With the UAW strike settled, the automotive industry is determining its impact across all sectors and by way of vehicle supply and pricing.
On vehicle supply, there’s consensus that General Motors, Ford, and Stellantis will find a way to make up for the a whole bunch of hundreds of vehicles in lost production, although this won’t be settled until the primary quarter of 2024.
Regarding supply: “I don’t see much of an impact,” said Jonathan Smoke, chief economist for Cox Automotive, in an email exchange with Automotive Fleet. “We did have some declining or potentially missed orders in September and October by the Detroit 3, but presumably we’ll see increased deliveries in November and December, partially making up for the temporary disruption.”
Latest-Vehicle Inventory, Pricing
Because the strike happened and concluded, vehicle supply was already on the rise: Latest-vehicle inventory volume reached 2.40 million at the beginning of November, higher by greater than 900,000 units from one 12 months ago and its highest level since March 2021, in keeping with Cox Automotive.
Nonetheless, in keeping with Cox, inventory stays 35% lower than in pre-pandemic 2019.
Pricing in the long run, nonetheless, is a unique story.
Ford said its recent UAW contract will raise costs per vehicle by a mean of $900 by 2028. GM said its contract will increase costs by a mean of $500 per vehicle in 2024. How much those costs will translate to retail or fleet buyers is yet to be seen, in addition to strike’s effects on non-Detroit automakers.
“I do think that the labor agreements will contribute to ongoing inflation in vehicle costs,” Smoke wrote to AF. “We’re seeing other brands increase wages in response to the brand new contracts, so this isn’t limited to the Detroit 3. I don’t think that impacts supply per se, but affordability especially in retail will limit the long-run equilibrium level of production and sales.”
Smoke noted that the affordability issue primarily limits retail potential and usually favors growth in fleet over time.
Smoke contends that top vehicle prices will restrict the potential to achieve a 17+ million SAAR (Seasonally Adjusted Annual Rate) within the foreseeable future.
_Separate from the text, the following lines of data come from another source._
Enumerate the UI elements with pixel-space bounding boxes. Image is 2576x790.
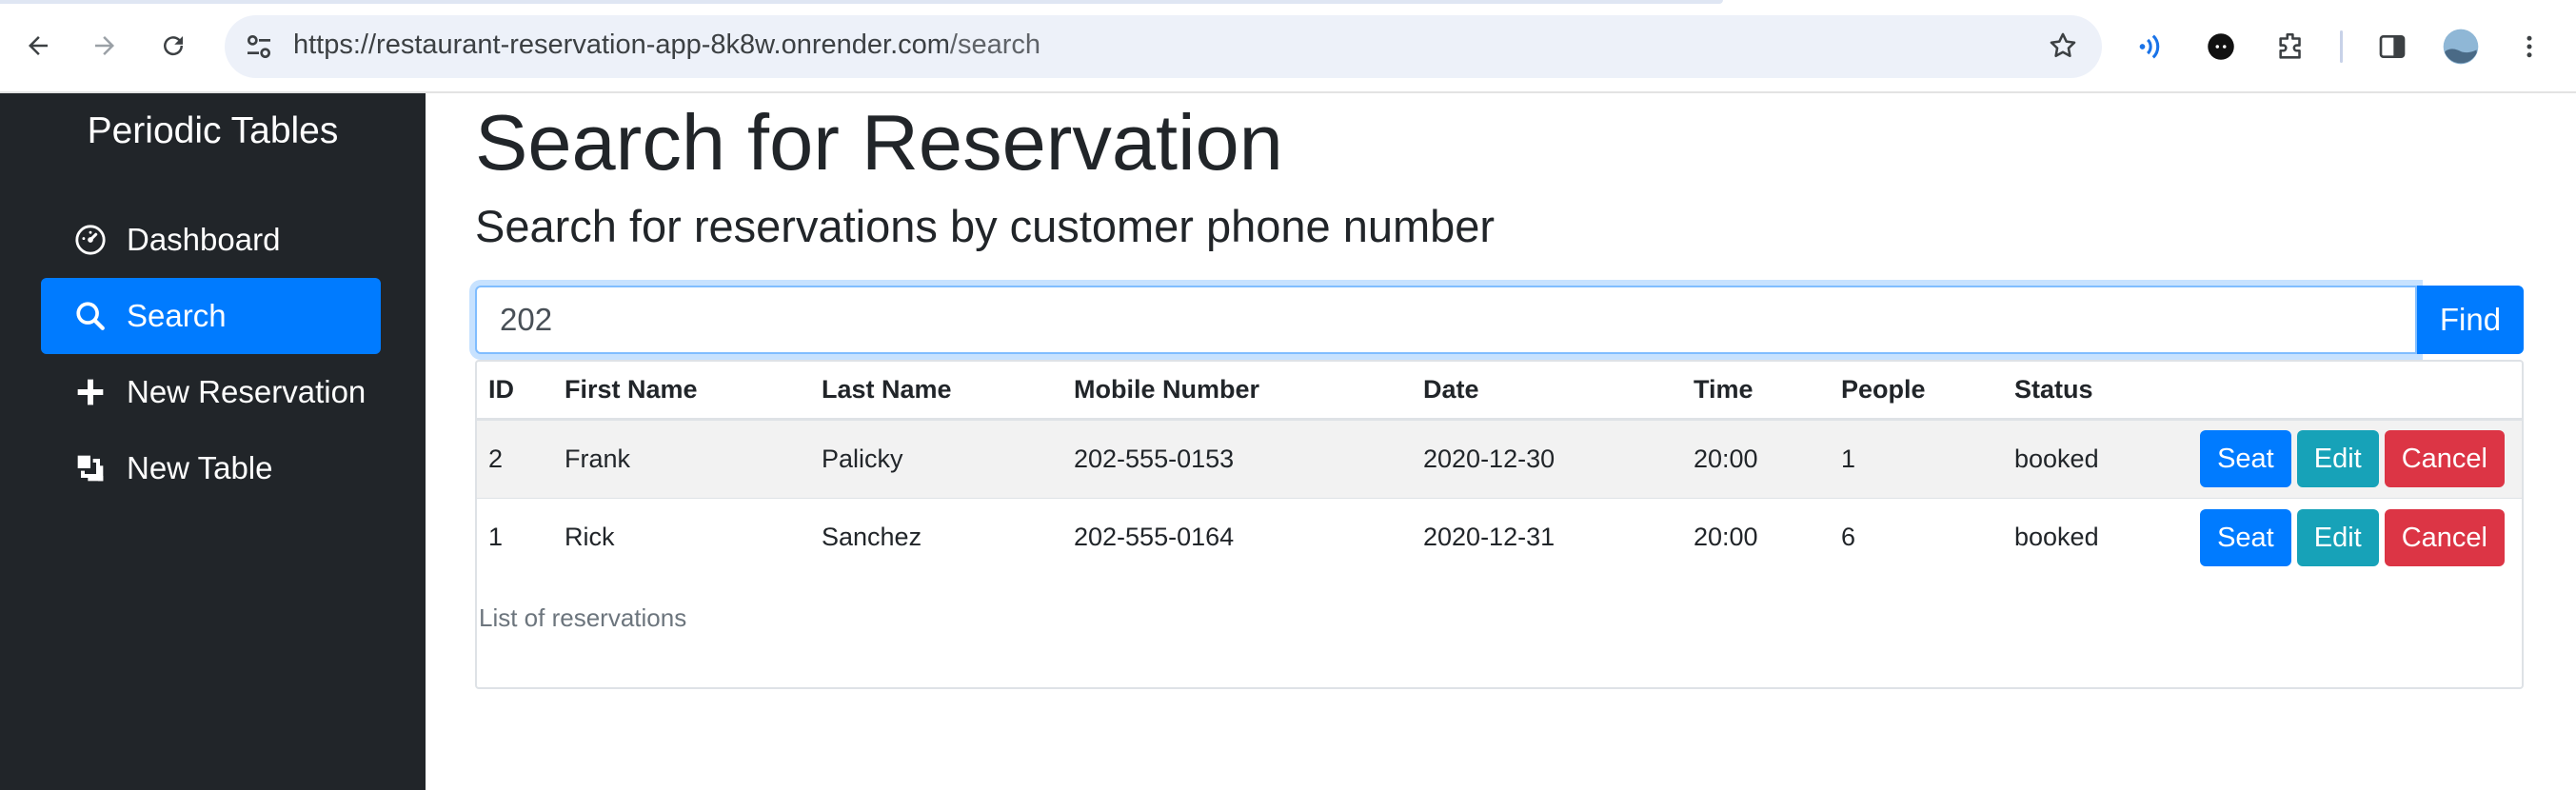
cell-id: 2 bbox=[477, 418, 553, 498]
edit-button[interactable]: Edit bbox=[2296, 430, 2379, 487]
column-header-people: People bbox=[1830, 362, 2003, 421]
find-button[interactable]: Find bbox=[2417, 286, 2524, 354]
url-path: /search bbox=[949, 30, 1041, 60]
cell-first-name: Frank bbox=[553, 418, 810, 498]
cell-mobile-number: 202-555-0153 bbox=[1062, 418, 1412, 498]
extensions-puzzle-icon[interactable] bbox=[2268, 23, 2315, 70]
browser-toolbar: https://restaurant-reservation-app-8k8w.… bbox=[0, 0, 2576, 93]
tab-strip bbox=[0, 0, 1723, 4]
cell-id: 1 bbox=[477, 497, 553, 577]
sidebar-item-label: Search bbox=[127, 298, 227, 333]
sidebar-item-new-reservation[interactable]: New Reservation bbox=[41, 354, 381, 430]
plus-icon bbox=[69, 371, 111, 413]
sidebar-item-label: New Table bbox=[127, 450, 273, 485]
cancel-button[interactable]: Cancel bbox=[2384, 508, 2505, 566]
back-icon[interactable] bbox=[17, 25, 59, 67]
side-panel-icon[interactable] bbox=[2368, 23, 2416, 70]
cell-people: 6 bbox=[1830, 497, 2003, 577]
cell-people: 1 bbox=[1830, 418, 2003, 498]
toolbar-divider bbox=[2340, 30, 2343, 63]
column-header-status: Status bbox=[2003, 362, 2155, 421]
bookmark-star-icon[interactable] bbox=[2047, 30, 2079, 67]
cell-time: 20:00 bbox=[1682, 497, 1830, 577]
cell-date: 2020-12-31 bbox=[1412, 497, 1682, 577]
sidebar: Periodic Tables Dashboard Search New Res… bbox=[0, 93, 426, 790]
column-header-date: Date bbox=[1412, 362, 1682, 421]
seat-button[interactable]: Seat bbox=[2200, 430, 2291, 487]
cell-actions: Seat Edit Cancel bbox=[2155, 418, 2522, 498]
browser-menu-icon[interactable] bbox=[2506, 23, 2553, 70]
profile-avatar-icon[interactable] bbox=[2437, 23, 2485, 70]
cell-first-name: Rick bbox=[553, 497, 810, 577]
extension-es-icon[interactable] bbox=[2197, 23, 2245, 70]
table-row: 2 Frank Palicky 202-555-0153 2020-12-30 … bbox=[477, 418, 2522, 498]
main-content: Search for Reservation Search for reserv… bbox=[426, 93, 2576, 790]
cell-status: booked bbox=[2003, 418, 2155, 498]
mobile-number-search-input[interactable] bbox=[475, 286, 2417, 354]
cell-last-name: Palicky bbox=[810, 418, 1062, 498]
reservations-table-container: ID First Name Last Name Mobile Number Da… bbox=[475, 360, 2524, 689]
address-bar[interactable]: https://restaurant-reservation-app-8k8w.… bbox=[225, 15, 2102, 78]
read-aloud-icon[interactable] bbox=[2127, 23, 2174, 70]
column-header-first-name: First Name bbox=[553, 362, 810, 421]
table-header-row: ID First Name Last Name Mobile Number Da… bbox=[477, 362, 2522, 421]
url-text: https://restaurant-reservation-app-8k8w.… bbox=[293, 30, 1040, 61]
cell-status: booked bbox=[2003, 497, 2155, 577]
column-header-mobile-number: Mobile Number bbox=[1062, 362, 1412, 421]
sidebar-item-new-table[interactable]: New Table bbox=[41, 430, 381, 506]
cell-mobile-number: 202-555-0164 bbox=[1062, 497, 1412, 577]
sidebar-item-dashboard[interactable]: Dashboard bbox=[41, 202, 381, 278]
table-row: 1 Rick Sanchez 202-555-0164 2020-12-31 2… bbox=[477, 497, 2522, 577]
dashboard-icon bbox=[69, 219, 111, 261]
cell-last-name: Sanchez bbox=[810, 497, 1062, 577]
brand-title[interactable]: Periodic Tables bbox=[0, 110, 426, 152]
cell-actions: Seat Edit Cancel bbox=[2155, 497, 2522, 577]
search-icon bbox=[69, 295, 111, 337]
table-icon bbox=[69, 447, 111, 489]
page-subtitle: Search for reservations by customer phon… bbox=[475, 201, 1496, 251]
reservations-table: ID First Name Last Name Mobile Number Da… bbox=[477, 362, 2522, 577]
column-header-last-name: Last Name bbox=[810, 362, 1062, 421]
cancel-button[interactable]: Cancel bbox=[2384, 430, 2505, 487]
sidebar-item-label: New Reservation bbox=[127, 374, 367, 409]
page-title: Search for Reservation bbox=[475, 98, 1283, 187]
column-header-id: ID bbox=[477, 362, 553, 421]
cell-date: 2020-12-30 bbox=[1412, 418, 1682, 498]
column-header-actions bbox=[2155, 362, 2522, 421]
sidebar-item-search[interactable]: Search bbox=[41, 278, 381, 354]
edit-button[interactable]: Edit bbox=[2296, 508, 2379, 566]
cell-time: 20:00 bbox=[1682, 418, 1830, 498]
reload-icon[interactable] bbox=[152, 25, 194, 67]
table-caption: List of reservations bbox=[479, 603, 687, 632]
seat-button[interactable]: Seat bbox=[2200, 508, 2291, 566]
site-settings-icon[interactable] bbox=[244, 31, 274, 67]
column-header-time: Time bbox=[1682, 362, 1830, 421]
url-host: https://restaurant-reservation-app-8k8w.… bbox=[293, 30, 950, 60]
forward-icon[interactable] bbox=[84, 25, 126, 67]
sidebar-item-label: Dashboard bbox=[127, 222, 281, 257]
He believes that 16-16.5 million SAAR is more likely.
SAAR for November was near 15.3 million, up 1 million over last 12 months’s pace but a slight decline from last month’s 15.5 million level, in keeping with Cox Automotive.
While Smoke contends that recent vehicle prices will fall within the short to medium term, as rising supply results in higher incentives and a return to discounting, “Beyond two to 3 years, though, prices will keep rising,” he said.
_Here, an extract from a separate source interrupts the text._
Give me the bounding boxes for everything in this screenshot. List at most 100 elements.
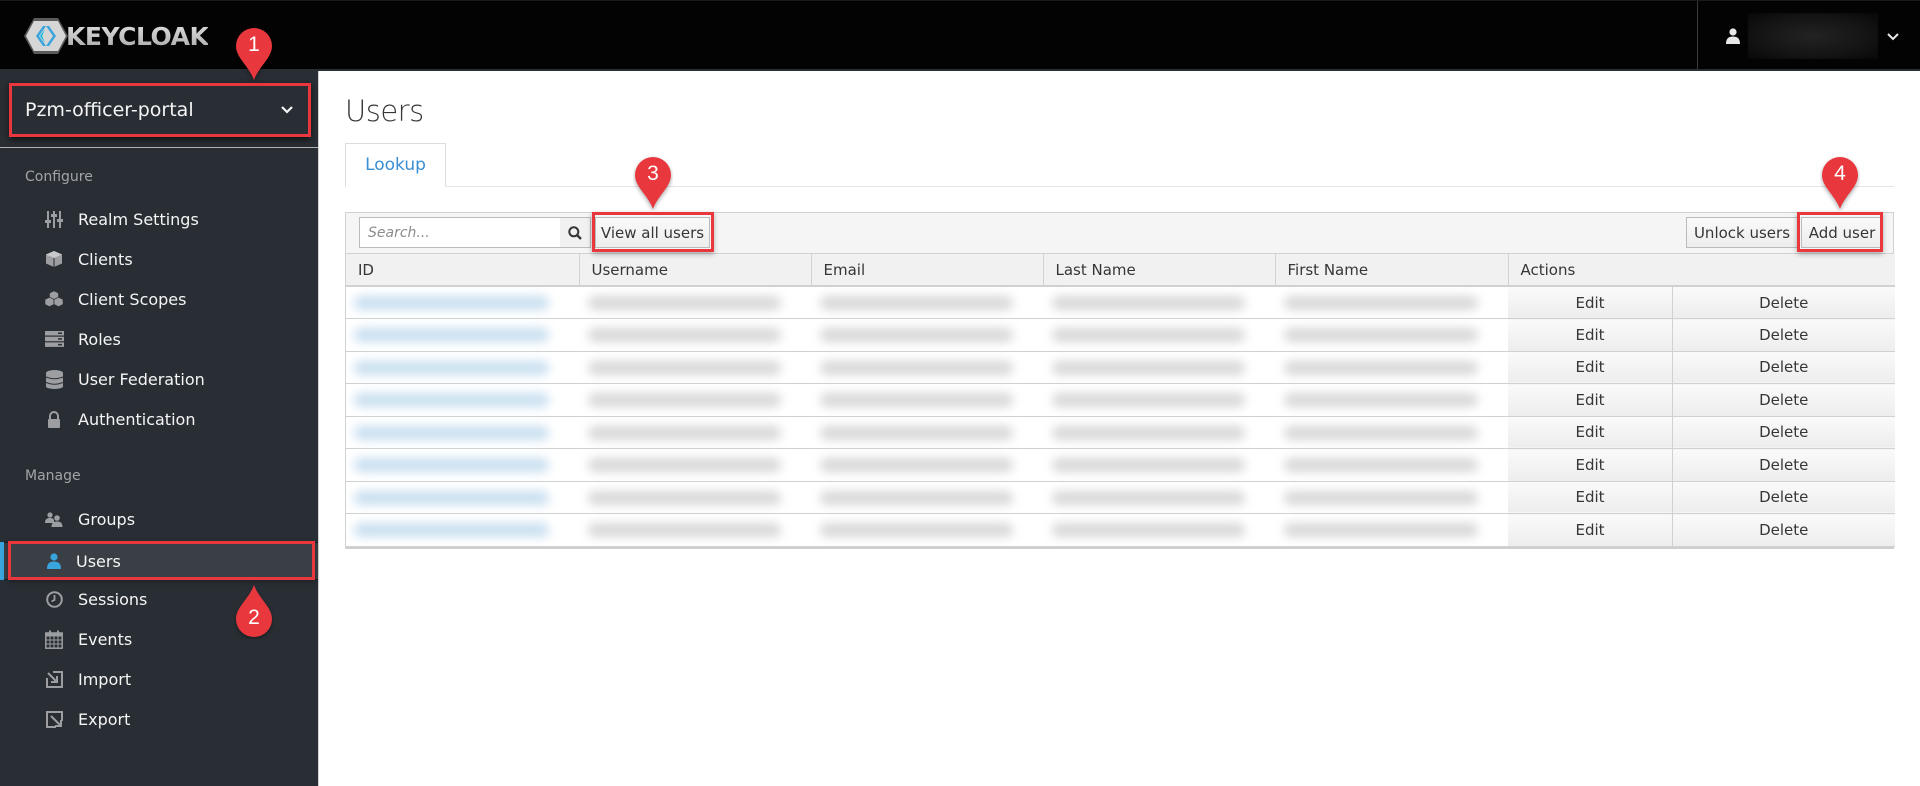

An ancillary effect of the strike is on initiatives that do not hold the identical profit margins as traditional ICE vehicles. Each Ford and GM are pushing off investments in EVs as consumer demand and charging infrastructure catch as much as EV sales.
GM can even be cutting costs at Cruise, its autonomous technology unit, after regulators suspended Cruise’s testing of driverless vehicles attributable to a crash last month.